The Prince’s Doom

Written by David Blixt
Review by Jeffrey Manton

Verona has won its war with Padua, but lost its war with the stars. The young prodigy Cesco now turns his troubled brilliance to darker purposes, embracing a riotous life and challenging not only the lord of Verona and the Church, but the stars themselves. Trying desperately to salvage what’s left of his spirit, for once Pietro Alaghieri welcomes the plots and intrigues of the Veronese court, hoping they will shake the young man out of his torpor. But when the first body falls, it becomes clear that this new game is deadly, one that will doom them all.” So says the description on Amazon, and The Prince’s Doom is an extraordinary portrait of life in fourteenth-century Verona.

Young firebrand Cesco is out to challenge anyone who gets in his way, despite warnings of the consequences, while his guardian sprit, Pietro, tries to divert him. There is a cast of characters which includes the Moors, English Kings and the exiled Pope, as well as the colourful court in all its glory. This is an epic — an epic tale and an epic read. Blixt writes beautifully, with colour and verve, and the research is meticulous — that shines out. There is more than a touch of Shakespearian tragedy here.

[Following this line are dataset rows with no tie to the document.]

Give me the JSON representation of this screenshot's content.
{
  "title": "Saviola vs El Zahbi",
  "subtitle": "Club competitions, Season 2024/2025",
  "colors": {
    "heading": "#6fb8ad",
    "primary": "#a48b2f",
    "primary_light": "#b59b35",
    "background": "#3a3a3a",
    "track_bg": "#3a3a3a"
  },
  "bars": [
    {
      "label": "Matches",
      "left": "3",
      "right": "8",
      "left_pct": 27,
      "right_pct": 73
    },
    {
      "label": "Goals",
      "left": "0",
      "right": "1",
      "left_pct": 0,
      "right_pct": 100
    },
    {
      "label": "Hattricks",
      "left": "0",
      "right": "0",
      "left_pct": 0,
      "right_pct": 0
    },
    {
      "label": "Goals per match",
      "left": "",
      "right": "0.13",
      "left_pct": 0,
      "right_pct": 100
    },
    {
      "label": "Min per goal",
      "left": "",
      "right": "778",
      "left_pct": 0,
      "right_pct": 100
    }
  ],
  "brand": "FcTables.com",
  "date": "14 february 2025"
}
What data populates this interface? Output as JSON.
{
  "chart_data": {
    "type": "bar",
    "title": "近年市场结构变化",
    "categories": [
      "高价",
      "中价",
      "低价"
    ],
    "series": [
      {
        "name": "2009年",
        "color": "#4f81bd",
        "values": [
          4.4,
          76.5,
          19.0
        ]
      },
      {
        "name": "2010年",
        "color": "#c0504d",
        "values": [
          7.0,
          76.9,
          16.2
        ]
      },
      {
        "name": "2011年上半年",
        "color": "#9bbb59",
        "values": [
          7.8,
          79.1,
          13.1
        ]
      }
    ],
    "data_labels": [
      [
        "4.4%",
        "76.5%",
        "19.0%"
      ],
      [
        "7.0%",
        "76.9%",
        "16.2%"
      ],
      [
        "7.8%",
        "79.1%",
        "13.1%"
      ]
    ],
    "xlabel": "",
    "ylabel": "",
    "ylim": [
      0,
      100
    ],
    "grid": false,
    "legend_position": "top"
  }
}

However, you might need to read the first three volumes first. This volume runs to over 700 pages. There is a prologue — really seven prologues of seven characters — and not having read the other three books in the saga, I found it hard to keep track of them all. We need a quest, a monster to slay, a Cinderella to root for, and it’s quite a struggle to work out who is who, what is important to each character, and follow the plot — there are just so many plots. But many will love this, especially readers familiar with Blixt’s style. Readers who enjoy digging in will find much in which to immerse themselves. I suggest reading the first three books first, since without knowing the characters I was uncertain of a clear protagonist to cheer for amidst so many characters. This is a good story, but not a stand alone.